See Blankenship v. State,
CONCLUSION
Based upon the foregoing reasons and the record as a whole, we hold that the trial court committed harmful error in not allowing the defendant to cross-examine the victim on the prior false accusation of rape. Therefore, we reverse the judgments of conviction and remand the case for a new trial.
Notes
. Evidence of specific instances of a victim’s sexual behavior can be admitted if the defendant follows the prescribed procedures in subsection (d) and if the evidence is:
(1) Required by the Tennessee or United States Constitution, or
(2) Offered by the defendant on the issue of credibility of the victim, provided the prose *771 cutor or victim has presented evidence as to the victim’s sexual behavior and only to the extent needed to rebut the specific evidence presented by the prosecutor or victim, or
(3) If the sexual behavior was with the accused, on the issue of consent, or
(4) If the sexual behavior was with persons other than the accused,
(i) to rebut or explain scientific or medical evidence, or
(ii) to prove or explain the source of semen, injury, disease, or knowledge of sexual matters, or
(iii)to prove consent if the evidence is of a pattern of sexual behavior so distinctive and so closely resembling the accused’s version of the alleged encounter with the victim that it tends to prove that the victim consented to the act charged or behaved in such a manner as to lead the defendant reasonably to believe that the victim consented.
Tenn.R.Evid. 412(c).
. Rule 608(b), Tenn.R.Evid., provides in pertinent part:
Specific instances of conduct of a witness for the purpose of attacking or supporting the witness’s credibility, other than convictions of crime as provided in Rule 609, may not be proved by extrinsic evidence. They may, however, if probative of truthfulness or untruthfulness and under the following conditions, be inquired into on cross-examination of the witness concerning the witness’s character for truthfulness or untruthfulness or concerning the character for truthfulness or untruthfulness of another witness as to which the character of the witness being cross-examined has testified.

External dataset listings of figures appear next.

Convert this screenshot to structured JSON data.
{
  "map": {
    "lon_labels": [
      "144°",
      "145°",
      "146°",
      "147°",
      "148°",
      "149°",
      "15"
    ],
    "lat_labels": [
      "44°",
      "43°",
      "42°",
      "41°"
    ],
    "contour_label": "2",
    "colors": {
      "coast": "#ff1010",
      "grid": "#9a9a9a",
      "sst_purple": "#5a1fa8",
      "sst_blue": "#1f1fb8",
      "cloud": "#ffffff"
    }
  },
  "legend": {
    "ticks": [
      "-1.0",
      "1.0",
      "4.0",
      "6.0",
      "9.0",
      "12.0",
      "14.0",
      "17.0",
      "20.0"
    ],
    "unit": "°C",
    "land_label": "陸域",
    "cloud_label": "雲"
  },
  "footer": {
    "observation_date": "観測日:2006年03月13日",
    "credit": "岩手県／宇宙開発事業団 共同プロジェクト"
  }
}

. Tenn.Code Ann. section 40-35-203(e) provides:
If the criminal offense for which the defendant is charged carries an enhanced punishment for a second or subsequent violation of the same offense, the indictment in a separate count shall specify and charge such fact. If the defendant is convicted of the offense, then the jury must find that beyond a reasonable doubt the defendant has been previously convicted the requisite number of times for the same offense. Upon such finding, the defendant shall be subject to the authorized terms of imprisonment for the felonies and misdemeanors as set forth in § 40-35-111.